Pensaría en las leyes de reforma y modernización del Estado, la de cine y, sobre todo, en su constitución del 2010, que fue ampliamente consensuada y no obedeciendo al capricho de algunos que han convertido en religión este epigrama: “Venga la constitución, un pedazo de papel, se le quita una esquinita: seguimos en el poder”.
Esta última idea no podría pasar por su cabeza.
Era mejor volver en sí. Dejar esos recuerdos del futuro y mirarme de frente. Y darme la noticia espectacular.
“Jimmy”, me dijo entonces, “el partido acaba de expulsar a un obrero porque lo atraparon en un colmado bebiendo, pegado a una vellonera y bailando con una prostituta”.
Ahí me dio una mirada de satisfacción, sin saber que hacía honor a lo dicho por Marx, cuando enriqueció a Hegel.
Respiré profundamente el aire perfumado de la Francisco Villaespesa de los años felices, unido al embriagante aroma que nos traía la brisa del ensanche La Fe. No quería matar la ilusión de mi amigo. Y no le hubiera dicho nada sino veo moverse de nuevo al niño que me recordaba a Máximo Pérez. Entonces, junté las dos manos, entrelazando los dedos para hacerlos sonar, en mi gesto típico de aquellos años difíciles y le hablé de esta manera: “Creo que, en lugar de eso, debieron darle una medalla. Porque, ¿qué hubiera sucedido si en lugar de ese infeliz era a un alto dirigente del partido al que encuentran subiendo a una habitación del Lina o del Jaragua, con una bella secretaria de un banco, para degustar de los mejores vinos y quesos franceses? De seguro que hubieran dicho: “¡Carajo!, el compañero F.J. si es un tiguerazo: se va a tirar a una buena hembra”. O, “Qué suerte tiene E. G. F., a sus años, como dice J. M. Serrat, “encontró la sombra fresca”.
Y seguí así: “el obrero que ustedes han expulsado trabaja toda la semana, de sol a sol, y sólo tiene el sábado para “votar el golpe”. Su secretaria de banco es esa mujer. Su hotel Lina o Jaragua es ese colmado, con vellonera, incluyendo la fila de botellas de cerveza que hace crecer, con sus amigos, en el mostrador. Para saber que existen. Y tienen el mismo derecho que los miembros de los comités centrales y los comités políticos.

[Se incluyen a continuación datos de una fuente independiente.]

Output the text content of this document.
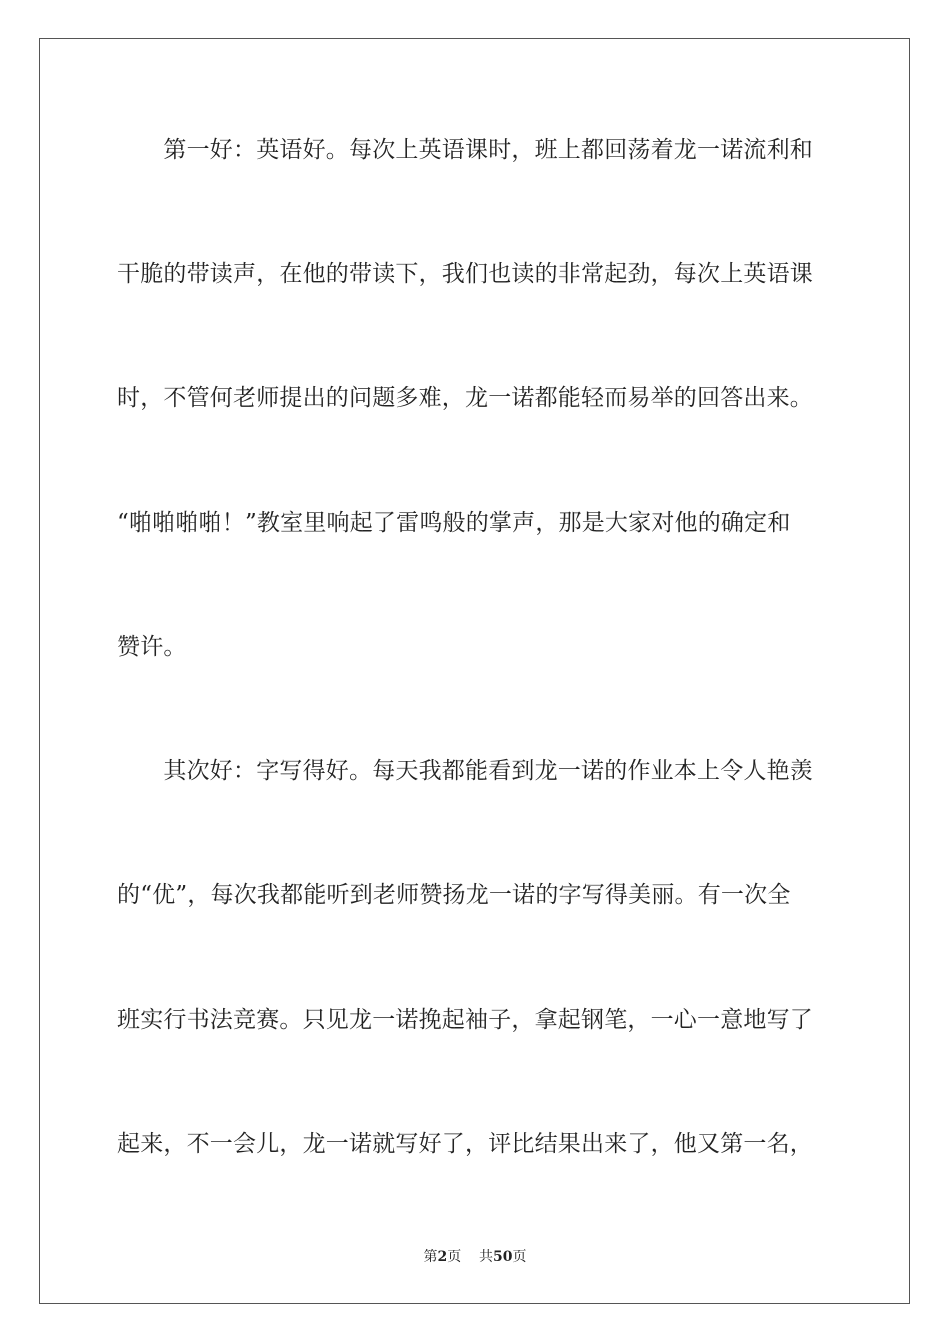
　　第一好：英语好。每次上英语课时，班上都回荡着龙一诺流利和
干脆的带读声，在他的带读下，我们也读的非常起劲，每次上英语课
时，不管何老师提出的问题多难，龙一诺都能轻而易举的回答出来。
“啪啪啪啪！”教室里响起了雷鸣般的掌声，那是大家对他的确定和
赞许。
　　其次好：字写得好。每天我都能看到龙一诺的作业本上令人艳羡
的“优”，每次我都能听到老师赞扬龙一诺的字写得美丽。有一次全
班实行书法竞赛。只见龙一诺挽起袖子，拿起钢笔，一心一意地写了
起来，不一会儿，龙一诺就写好了，评比结果出来了，他又第一名，
第2页 共50页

¡Son ellos los que merecen los elogios!
Y, al final, le contó la historia de Máximo Pérez.
Una historia tan sensible como la que me tocó vivir cuando Fernando Sánchez Martínez me hizo la confesión más terrible: “Los poetas revolucionarios han sido atrapados por la burguesía y el imperialismo. ¡Huyamos! ¡Todo está perdido!”.
Pero esa es otra historia, que espero contarles en la próxima entrega.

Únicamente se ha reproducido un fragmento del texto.